Investing.com-- Most Asian stocks kept to a tight range on Monday, tracking weakness in Wall Street as stronger-than-expected inflation data fueled more fears of higher-for-longer U.S. interest rates.
Wall Street indexes fell on Friday after data showed U.S. producer price index inflation grew more than expected in January. The reading, which came just days after stronger-than-expected consumer price index inflation data, saw traders further price out the chances of early interest rate cuts by the Federal Reserve this year.
S&P 500, Dow Jones and Nasdaq 100 futures rose mildly in Asian trade, with focus turning to key earnings reports from NVIDIA Corporation (NASDAQ:NVDA) and Walmart Inc (NYSE:WMT), due later in the week. U.S. markets were set to remain closed on Monday for a national holiday.
China reopens higher, but recovery doubts remain
Chinese markets reopened higher after a week-long holiday, but saw limited gains. China’s Shanghai Shenzhen CSI 300 and Shanghai Composite indexes rose 0.5% and 1%, respectively, recovering further from multi-year lows hit earlier in 2024.
On the other hand, Hong Kong’s Hang Seng index was the worst performer in Asia on Monday, sliding 1.1% after anticipation of the Chinese reopening triggered strong gains on Friday.
Official data released over the past week showed that consumer spending rose sharply during the week-long Lunar New Year holiday, while travel demand surpassed pre-COVID levels.
But whether this was a flash in the pan, or the beginning of a strong recovery, remained to be seen. Economic data released before the holiday had shown the Chinese economy remained under pressure from weak business activity and a growing deflationary trend.

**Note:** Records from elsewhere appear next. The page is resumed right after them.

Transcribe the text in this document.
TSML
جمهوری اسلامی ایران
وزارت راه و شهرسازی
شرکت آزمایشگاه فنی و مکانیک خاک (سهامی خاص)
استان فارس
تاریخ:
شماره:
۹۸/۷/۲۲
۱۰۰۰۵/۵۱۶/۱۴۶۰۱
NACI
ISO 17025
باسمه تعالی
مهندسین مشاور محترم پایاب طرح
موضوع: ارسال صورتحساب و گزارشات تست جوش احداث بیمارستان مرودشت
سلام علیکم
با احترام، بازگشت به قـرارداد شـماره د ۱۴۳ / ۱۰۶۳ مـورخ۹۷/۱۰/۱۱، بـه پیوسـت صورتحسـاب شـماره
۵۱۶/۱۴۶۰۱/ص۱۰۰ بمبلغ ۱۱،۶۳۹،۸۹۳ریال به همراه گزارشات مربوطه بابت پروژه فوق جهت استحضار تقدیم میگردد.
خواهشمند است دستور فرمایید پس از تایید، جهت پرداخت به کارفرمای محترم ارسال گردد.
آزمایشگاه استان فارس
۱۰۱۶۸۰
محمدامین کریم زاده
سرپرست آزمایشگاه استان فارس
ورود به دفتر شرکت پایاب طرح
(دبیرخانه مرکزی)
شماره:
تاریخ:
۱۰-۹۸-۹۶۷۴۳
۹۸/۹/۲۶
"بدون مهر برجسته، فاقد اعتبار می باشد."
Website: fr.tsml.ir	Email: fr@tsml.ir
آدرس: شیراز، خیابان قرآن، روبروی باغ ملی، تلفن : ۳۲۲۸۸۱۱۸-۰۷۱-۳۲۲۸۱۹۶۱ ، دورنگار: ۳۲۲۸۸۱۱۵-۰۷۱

Focus this week is on the People's Bank of China's benchmark loan prime rate, which the central bank is widely expected to keep unchanged at record lows.
Other Asian markets moved in a flat-to-low range. Japan’s Nikkei 225 fell 0.3% amid some profit-taking, but remained within sight of record highs.
Videogame giant Nintendo Co Ltd (TYO:7974) sank 6.2% after Bloomberg reported a delay in the release of a successor to its wildly successful Switch (NYSE:SWCH) console, to 2025 from 2024.
Australia’s ASX 200 was flat, while South Korea’s KOSPI rose 0.8%, buoyed chiefly by heavyweight chipmaking stocks.
Memory chip maker SK Hynix Inc (KS:000660) rose nearly 4%, briefly hitting a record high on bets that it will benefit greatly from a boom in AI development over the coming months.
Most Southeast Asian bourses were flat, while futures for India’s Nifty 50 index pointed to a muted open, in line with limited moves across broader Asia.